First edition of A Streetcar Named Desire, Tennessee Williams's first play to win the Pulitzer Prize, signed by the entire original cast, including Jessica Tandy, Marlon Brando, Kim Hunter, and Karl Malden.
Produced by Irene Mayer Selznick and directed by Elia Kazan, the original stage production opened in New Haven on October 30, 1947: the program for that first performance is present here, with three ticket stubs from the Shubert Theatre. The show then moved to Boston and Philadelphia before arriving on Broadway, where Tandy would win the Tony for her performance as the fragile, self-deluding Blanche DuBois: "Whoever you are I have always depended on the kindness of strangers." Wolcott Gibbs, in a rave review for The New Yorker, regretted that "there is no way . . . to convey the effect Mr. Williams achieves in his last act of a mind desperately retreating into the beautiful, crazy world it has built for itself."
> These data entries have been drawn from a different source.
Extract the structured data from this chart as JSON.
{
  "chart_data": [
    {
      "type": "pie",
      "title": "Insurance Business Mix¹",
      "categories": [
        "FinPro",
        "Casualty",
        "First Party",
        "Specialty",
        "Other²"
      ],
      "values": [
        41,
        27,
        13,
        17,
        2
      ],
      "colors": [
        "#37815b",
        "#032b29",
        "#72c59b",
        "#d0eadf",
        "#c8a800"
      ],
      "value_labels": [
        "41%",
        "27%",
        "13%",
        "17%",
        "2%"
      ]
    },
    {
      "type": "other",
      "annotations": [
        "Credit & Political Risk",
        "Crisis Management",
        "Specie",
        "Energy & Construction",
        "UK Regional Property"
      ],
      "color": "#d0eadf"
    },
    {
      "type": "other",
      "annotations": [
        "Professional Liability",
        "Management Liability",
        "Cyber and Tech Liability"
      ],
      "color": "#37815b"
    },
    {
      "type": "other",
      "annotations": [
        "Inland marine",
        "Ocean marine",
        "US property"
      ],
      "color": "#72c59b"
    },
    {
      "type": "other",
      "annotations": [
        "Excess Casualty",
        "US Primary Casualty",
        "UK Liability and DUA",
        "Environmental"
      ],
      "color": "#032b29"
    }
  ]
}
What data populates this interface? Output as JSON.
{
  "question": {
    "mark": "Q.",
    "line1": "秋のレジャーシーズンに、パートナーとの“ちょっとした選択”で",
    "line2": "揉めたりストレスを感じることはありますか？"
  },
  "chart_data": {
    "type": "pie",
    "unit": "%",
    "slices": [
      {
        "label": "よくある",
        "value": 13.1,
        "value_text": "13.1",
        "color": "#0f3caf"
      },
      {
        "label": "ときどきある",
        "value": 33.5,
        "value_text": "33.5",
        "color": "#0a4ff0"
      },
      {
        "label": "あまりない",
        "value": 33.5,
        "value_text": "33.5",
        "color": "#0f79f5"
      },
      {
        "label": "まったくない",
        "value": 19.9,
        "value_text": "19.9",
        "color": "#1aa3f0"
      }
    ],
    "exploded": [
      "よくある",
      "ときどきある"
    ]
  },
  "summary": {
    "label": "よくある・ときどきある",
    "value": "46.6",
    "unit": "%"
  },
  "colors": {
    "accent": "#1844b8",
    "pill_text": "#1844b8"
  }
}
A wonderful association copy, with related ephemera from the very first performance of A Streetcar Named Desire. Single volume, measuring 9 x 6 inches: 171, [1]. Original pink pictorial paper boards, original unclipped pink pictorial dust jacket designed by Alvin Lustig. Ink signatures of the original cast beside their printed names on page 5; former owner's signature to front free endpaper. Shelfwear to boards, jacket spine panel sunned, restoration and light soiling to jacket.
With: original program from the October 30, 1947 premiere at New Haven's Shubert Theatre, with three opening night ticket stubs mounted to upper wrapper. Faint tidemark to rear wrapper of program. Book and program housed together in custom clamshell box.